Dispositions juridiques pertinentes :
European Patent Convention 1973 Art 122(5)
European Patent Convention 1973 Art 150
European Patent Convention 1973 Art 157(2)(b)
European Patent Convention 1973 Art 158(2)
European Patent Convention 1973 R 104b(1)(b)
Mot-clé : Applicabilité de l’article 122(5) CBE
Exergue :

Décisions citées :
Décisions dans lesquelles
la présente décision est citée :
J 0009/93
J 0003/94
J 0027/94
J 0014/95
J 0015/95
J 0016/95
J 0017/95
J 0024/95
J 0025/95
J 0025/96
J 0009/97
J 0006/98
J 0003/01
J 0016/01
J 0014/02
J 0013/03
J 0005/04
T 0740/98
T 0315/03
T 0739/05

Exposé des faits

I. Dans la décision J 4/93 rendue le 24 mai 1993, la Chambre de recours juridique a soumis à la Grande Chambre de recours les questions de droit suivantes, conformément à l’article 112(1) a) CBE :

1. L’OEB et les chambres de recours ont-ils, vu les dispositions de l’article 172 CBE, la possibilité d’exclure, par interprétation de l’article 122(5) CBE, le délai prévu à la règle 104ter(1) b) CBE des cas de restitutio in integrum ?

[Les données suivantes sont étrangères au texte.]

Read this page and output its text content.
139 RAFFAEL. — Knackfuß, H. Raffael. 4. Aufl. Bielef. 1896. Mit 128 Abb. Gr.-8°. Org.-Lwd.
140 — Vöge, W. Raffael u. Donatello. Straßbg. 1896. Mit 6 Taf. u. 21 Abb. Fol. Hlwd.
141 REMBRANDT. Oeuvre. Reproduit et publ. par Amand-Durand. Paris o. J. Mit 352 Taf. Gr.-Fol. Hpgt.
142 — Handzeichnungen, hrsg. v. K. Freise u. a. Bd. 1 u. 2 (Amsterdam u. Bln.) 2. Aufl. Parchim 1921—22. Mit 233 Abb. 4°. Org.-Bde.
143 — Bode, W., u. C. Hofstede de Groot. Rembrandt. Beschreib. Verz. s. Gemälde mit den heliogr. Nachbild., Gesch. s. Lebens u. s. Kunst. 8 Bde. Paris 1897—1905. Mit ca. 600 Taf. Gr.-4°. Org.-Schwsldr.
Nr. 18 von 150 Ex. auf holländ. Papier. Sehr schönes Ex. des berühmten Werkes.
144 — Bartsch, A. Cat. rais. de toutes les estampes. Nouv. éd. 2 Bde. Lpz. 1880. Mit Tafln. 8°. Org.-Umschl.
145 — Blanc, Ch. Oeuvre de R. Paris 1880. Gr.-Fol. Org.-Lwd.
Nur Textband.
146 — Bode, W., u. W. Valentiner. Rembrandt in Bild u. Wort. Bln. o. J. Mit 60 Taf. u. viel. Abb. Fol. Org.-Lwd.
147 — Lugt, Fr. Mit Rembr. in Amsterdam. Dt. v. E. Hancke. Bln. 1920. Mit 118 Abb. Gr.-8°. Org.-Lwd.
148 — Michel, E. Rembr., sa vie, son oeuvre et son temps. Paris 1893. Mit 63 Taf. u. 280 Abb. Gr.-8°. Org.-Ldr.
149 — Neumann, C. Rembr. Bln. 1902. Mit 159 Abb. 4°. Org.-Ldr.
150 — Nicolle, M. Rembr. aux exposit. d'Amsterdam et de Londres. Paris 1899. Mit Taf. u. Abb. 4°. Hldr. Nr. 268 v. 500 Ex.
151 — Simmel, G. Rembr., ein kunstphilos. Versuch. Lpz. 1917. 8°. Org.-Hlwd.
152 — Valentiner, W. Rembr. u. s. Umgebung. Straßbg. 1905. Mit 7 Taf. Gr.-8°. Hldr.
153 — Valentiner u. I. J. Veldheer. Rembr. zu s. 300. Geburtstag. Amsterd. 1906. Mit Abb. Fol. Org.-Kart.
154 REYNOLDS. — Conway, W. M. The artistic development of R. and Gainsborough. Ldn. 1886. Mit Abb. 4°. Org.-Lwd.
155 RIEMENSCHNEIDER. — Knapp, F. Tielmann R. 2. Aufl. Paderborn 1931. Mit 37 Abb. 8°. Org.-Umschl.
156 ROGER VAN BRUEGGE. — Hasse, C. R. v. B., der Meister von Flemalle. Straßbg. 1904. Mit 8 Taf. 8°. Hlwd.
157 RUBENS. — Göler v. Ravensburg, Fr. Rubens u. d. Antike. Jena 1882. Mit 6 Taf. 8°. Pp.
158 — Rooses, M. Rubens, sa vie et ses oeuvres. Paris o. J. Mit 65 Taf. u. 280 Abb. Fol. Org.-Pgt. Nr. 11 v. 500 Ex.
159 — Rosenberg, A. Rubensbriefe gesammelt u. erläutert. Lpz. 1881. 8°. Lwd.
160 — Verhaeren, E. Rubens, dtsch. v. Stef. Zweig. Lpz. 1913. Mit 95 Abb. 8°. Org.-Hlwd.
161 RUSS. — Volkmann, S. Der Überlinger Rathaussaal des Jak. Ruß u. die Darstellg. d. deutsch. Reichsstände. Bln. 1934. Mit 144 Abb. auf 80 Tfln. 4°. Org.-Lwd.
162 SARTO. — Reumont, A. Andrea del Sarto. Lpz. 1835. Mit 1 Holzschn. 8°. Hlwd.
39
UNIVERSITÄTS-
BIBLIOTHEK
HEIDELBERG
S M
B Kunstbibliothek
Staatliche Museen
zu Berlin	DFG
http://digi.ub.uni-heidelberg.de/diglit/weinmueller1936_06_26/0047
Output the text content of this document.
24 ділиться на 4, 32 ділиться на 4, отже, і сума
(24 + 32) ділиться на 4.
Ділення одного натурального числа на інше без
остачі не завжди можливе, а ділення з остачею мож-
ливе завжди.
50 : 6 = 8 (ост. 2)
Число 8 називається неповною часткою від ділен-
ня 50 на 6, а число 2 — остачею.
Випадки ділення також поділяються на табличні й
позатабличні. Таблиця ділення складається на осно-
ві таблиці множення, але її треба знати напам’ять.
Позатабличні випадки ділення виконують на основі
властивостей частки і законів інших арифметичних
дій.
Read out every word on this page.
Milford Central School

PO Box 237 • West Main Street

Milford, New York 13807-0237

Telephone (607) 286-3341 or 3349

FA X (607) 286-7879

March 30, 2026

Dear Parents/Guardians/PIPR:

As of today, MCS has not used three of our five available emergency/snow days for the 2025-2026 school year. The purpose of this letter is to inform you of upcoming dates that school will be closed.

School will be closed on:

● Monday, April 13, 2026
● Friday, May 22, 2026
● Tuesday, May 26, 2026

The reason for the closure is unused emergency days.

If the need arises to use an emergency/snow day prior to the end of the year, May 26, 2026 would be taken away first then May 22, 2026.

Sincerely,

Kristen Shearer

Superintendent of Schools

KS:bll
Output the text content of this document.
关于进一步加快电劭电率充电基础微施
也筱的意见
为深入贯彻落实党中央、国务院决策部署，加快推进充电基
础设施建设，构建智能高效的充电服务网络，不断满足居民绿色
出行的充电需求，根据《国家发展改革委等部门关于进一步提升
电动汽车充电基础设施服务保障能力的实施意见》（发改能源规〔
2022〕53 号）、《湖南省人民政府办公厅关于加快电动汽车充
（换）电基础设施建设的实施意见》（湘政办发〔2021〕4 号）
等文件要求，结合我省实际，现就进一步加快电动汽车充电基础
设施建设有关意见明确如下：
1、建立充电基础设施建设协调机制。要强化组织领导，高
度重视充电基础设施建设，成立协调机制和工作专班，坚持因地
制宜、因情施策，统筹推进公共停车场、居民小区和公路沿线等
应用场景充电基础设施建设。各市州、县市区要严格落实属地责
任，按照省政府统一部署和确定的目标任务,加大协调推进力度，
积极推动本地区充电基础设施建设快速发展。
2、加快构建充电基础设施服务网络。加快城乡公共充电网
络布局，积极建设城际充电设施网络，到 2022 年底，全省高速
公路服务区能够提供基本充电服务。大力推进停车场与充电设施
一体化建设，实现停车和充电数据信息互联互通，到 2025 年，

2. S’il est répondu par l’affirmative à cette question (et si la décision G 3/91 est confirmée pour ce qui est du délai prévu à la règle 104ter(1) b) CBE) :

La pratique antérieure constante de l’OEB concernant l’applicabilité de l’article 122 CBE au délai prévu à la règle 104ter(1) b) CBE peut-elle suffisamment légitimer l’attente d’une partie de voir sa requête en restitutio in integrum examinée selon cette pratique antérieure, lorsque la requête a été présentée avant que la partie ait été dûment informée de la décision G 3/91 ?

3. S’il est répondu par l’affirmative à la question 2 :

A partir de quelle date peut-on considérer que les usagers de l’OEB ont été dûment informés de la décision G 3/91 ?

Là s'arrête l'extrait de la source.